Angesichts anhaltender Lieferengpässe bei Corona-Impfstoffen hat die konservative EVP-Fraktion im Europaparlament vor dem EU-Gipfel gefordert, mehr Dosen als bisher pro Ampulle zu verwenden. Wie es in einem Brief an EU-Ratspräsident Charles Michel heißt, könnten beim Impfstoff von Biontech/Pfizer sieben statt bisher bis zu sechs Dosen pro Ampulle genutzt werden. Beim Wirkstoff des US-Konzerns Moderna seien elf statt bisher zehn Dosen möglich.
Die EVP-Fraktion, der auch CDU und CSU angehören, verlangte vor dem Video-Gipfel ab Donnerstag „höchstmögliches politisches Engagement (…), um Druck auf Biontech/Pfizer und Moderna sowie die Europäische Arzneimittelagentur auszuüben“, damit mehr Dosen pro Ampulle genutzt werden könnten. EU-Kommission und Mitgliedstaaten „sollten die Ärzte dazu ermutigen, dies zu tun, ohne die sichere und wirksame Anwendung der Impfstoffe zu gefährden“.

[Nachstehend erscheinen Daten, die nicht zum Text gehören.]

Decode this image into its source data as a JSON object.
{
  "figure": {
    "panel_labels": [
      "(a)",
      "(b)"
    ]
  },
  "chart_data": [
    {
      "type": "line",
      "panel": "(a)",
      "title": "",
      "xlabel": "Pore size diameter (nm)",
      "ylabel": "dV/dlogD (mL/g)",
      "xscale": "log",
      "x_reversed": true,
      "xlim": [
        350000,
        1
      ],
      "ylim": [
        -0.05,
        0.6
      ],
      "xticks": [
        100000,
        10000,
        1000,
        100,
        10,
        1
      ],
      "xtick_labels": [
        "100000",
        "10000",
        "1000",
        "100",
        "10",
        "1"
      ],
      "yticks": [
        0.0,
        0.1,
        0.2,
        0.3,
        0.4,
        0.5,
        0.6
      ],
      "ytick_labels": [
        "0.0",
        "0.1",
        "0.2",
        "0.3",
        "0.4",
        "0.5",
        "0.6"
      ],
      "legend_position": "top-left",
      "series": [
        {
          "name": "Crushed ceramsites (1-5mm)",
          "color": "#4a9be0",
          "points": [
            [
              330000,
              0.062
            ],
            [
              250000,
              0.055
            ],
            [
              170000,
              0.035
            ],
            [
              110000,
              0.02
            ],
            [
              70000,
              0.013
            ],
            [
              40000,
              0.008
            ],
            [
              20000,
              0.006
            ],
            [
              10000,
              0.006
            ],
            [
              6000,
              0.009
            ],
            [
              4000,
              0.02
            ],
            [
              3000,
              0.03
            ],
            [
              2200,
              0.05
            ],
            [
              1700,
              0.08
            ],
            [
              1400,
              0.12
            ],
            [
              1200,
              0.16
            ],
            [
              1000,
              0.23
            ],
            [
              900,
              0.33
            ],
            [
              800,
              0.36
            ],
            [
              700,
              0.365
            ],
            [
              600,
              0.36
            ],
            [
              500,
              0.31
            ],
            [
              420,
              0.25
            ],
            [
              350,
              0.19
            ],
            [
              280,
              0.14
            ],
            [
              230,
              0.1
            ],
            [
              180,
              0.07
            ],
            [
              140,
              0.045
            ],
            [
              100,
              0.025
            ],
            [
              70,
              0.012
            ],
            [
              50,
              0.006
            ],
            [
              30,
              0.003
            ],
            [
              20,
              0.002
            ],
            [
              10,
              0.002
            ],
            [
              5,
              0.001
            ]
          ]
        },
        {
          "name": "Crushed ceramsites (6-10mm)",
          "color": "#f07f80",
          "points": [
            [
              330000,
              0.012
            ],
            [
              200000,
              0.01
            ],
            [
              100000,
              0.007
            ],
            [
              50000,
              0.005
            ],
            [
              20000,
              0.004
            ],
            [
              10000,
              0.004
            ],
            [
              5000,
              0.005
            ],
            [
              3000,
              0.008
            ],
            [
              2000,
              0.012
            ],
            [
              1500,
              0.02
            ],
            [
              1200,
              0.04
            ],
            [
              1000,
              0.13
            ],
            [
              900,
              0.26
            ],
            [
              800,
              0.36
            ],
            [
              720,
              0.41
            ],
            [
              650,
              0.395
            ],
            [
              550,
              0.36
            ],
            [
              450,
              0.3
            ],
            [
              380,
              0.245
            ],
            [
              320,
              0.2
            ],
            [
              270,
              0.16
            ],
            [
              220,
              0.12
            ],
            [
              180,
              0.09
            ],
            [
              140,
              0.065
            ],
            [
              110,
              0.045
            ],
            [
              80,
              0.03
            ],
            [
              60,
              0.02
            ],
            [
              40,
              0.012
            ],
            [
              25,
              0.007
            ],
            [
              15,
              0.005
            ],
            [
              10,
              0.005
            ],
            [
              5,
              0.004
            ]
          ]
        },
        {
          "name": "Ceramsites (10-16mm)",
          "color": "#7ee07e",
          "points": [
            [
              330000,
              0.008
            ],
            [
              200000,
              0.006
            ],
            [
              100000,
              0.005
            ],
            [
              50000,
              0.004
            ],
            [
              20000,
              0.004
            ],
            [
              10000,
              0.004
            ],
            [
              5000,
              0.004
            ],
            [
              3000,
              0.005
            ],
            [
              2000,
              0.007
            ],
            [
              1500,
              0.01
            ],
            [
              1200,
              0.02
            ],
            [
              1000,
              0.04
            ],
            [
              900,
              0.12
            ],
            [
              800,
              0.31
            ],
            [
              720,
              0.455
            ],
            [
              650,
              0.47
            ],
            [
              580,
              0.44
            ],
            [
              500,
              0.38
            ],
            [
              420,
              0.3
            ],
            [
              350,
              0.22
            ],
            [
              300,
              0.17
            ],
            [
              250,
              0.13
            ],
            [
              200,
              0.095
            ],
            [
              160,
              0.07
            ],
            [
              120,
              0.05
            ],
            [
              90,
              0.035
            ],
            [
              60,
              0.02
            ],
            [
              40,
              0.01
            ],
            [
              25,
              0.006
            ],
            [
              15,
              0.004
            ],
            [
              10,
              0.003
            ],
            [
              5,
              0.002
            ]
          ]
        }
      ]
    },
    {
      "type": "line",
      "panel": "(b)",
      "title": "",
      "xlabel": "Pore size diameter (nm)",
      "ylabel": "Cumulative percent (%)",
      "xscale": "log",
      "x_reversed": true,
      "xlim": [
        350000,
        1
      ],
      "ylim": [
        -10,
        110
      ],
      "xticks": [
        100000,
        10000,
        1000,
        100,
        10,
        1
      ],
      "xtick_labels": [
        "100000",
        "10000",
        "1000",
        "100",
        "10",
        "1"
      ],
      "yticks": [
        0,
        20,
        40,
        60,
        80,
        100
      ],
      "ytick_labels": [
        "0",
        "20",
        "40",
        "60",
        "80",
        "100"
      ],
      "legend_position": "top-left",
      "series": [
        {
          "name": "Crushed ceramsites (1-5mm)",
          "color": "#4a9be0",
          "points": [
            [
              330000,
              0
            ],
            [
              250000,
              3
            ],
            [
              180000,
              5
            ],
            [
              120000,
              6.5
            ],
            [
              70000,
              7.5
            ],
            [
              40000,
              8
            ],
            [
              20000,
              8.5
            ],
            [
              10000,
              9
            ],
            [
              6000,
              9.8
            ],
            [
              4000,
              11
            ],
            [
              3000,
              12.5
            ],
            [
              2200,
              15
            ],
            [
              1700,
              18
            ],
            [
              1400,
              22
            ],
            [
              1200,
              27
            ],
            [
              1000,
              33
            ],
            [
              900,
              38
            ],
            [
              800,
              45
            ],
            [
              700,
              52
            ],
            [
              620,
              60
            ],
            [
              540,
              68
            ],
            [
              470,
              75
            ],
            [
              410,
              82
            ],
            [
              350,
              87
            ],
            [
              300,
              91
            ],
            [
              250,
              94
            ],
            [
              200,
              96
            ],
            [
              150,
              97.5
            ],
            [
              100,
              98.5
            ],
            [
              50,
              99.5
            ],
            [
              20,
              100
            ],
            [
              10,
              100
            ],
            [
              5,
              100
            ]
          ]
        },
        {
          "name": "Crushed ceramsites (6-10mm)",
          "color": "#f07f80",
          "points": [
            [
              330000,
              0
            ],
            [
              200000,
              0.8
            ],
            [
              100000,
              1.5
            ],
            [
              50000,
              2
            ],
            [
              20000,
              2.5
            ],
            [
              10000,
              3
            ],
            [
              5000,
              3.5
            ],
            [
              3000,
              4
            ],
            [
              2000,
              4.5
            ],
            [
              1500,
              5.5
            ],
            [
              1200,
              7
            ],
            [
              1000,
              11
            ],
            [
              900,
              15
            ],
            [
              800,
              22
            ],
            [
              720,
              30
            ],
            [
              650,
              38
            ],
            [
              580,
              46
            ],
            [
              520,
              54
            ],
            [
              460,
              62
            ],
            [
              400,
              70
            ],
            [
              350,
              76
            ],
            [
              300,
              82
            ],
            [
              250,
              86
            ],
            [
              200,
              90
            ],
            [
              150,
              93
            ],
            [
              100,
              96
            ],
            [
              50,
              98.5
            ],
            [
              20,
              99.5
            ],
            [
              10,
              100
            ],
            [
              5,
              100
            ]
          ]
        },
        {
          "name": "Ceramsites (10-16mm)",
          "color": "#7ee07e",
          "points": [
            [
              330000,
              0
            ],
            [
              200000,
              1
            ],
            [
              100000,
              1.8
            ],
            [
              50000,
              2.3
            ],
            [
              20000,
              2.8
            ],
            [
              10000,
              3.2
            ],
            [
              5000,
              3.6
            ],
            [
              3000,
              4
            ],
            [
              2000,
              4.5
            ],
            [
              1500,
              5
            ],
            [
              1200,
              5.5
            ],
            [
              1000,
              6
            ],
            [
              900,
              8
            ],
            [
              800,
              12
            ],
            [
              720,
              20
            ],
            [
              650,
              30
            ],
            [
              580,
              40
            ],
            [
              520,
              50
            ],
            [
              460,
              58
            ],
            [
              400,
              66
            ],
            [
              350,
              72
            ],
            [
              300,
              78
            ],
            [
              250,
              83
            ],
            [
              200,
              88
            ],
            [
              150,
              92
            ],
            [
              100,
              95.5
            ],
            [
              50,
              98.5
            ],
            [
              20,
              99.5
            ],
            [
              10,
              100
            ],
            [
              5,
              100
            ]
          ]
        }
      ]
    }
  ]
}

Bei dem Biontech/Pfizer-Impfstoff waren ursprünglich nur fünf Dosen pro Ampulle vorgesehen. Die EU-Arzneimittelbehörde EMA erlaubte dann Anfang des Jahres auch sechs Dosen, wenn bestimmte Spritzen verwendet werden. Daraufhin hatte der US-Pharmakonzern Pfizer angekündigt, weniger Ampullen an die Abnehmerländer auszuliefern, da sich die Bestellungen auf Dosen und nicht auf Ampullen bezogen.
Beim Gipfel der EU-Staats- und Regierungschefs wird auch diskutiert werden, ob die Impfstrategie eher an das britische Modell angepasst werden sollte. Einige Teilnehmer hätten das Thema im Vorfeld angesprochen, sagte ein hochrangiger EU-Vertreter. Es werde sicher bei den Gesprächen zum Vorgehen in der Corona-Pandemie am Donnerstag besprochen werden.
Dabei geht es um die Frage, ob die Priorität wie in Großbritannien auf die erste Dosis gelegt und der Abstand zur zweiten Dosis vergrößert werden sollte. Damit könnten mehr Menschen in der Anfangsphase geimpft werden, wenn noch nicht genug Impfstoff zur Verfügung steht.
Nach Vorgaben der britischen Regierung sind in Großbritannien bis zu zwölf Wochen bis zur zweiten Dosis möglich. In der EU sind es bei den neuartigen mRNA-Impfstoffen von Biontech/Pfizer und Moderna drei bis vier Wochen. Nur beim herkömmlichen Astrazeneca-Impfstoff hat die EMA vier bis zwölf Wochen erlaubt.
Experten der Weltgesundheitsorganisation (WHO) hatten im Januar erklärt, sie hielten bei den Impfstoffen von Biontech/Pfizer und Moderna eine Vergrößerung des zeitlichen Abstands zwischen den Dosen auf etwa sechs Wochen für vertretbar. Dies könne in Ausnahmesituationen wie bei Lieferengpässen erfolgen, hieß es. Empfohlen werde aber weiter ein Zeitabstand von 21 bis 28 Tagen.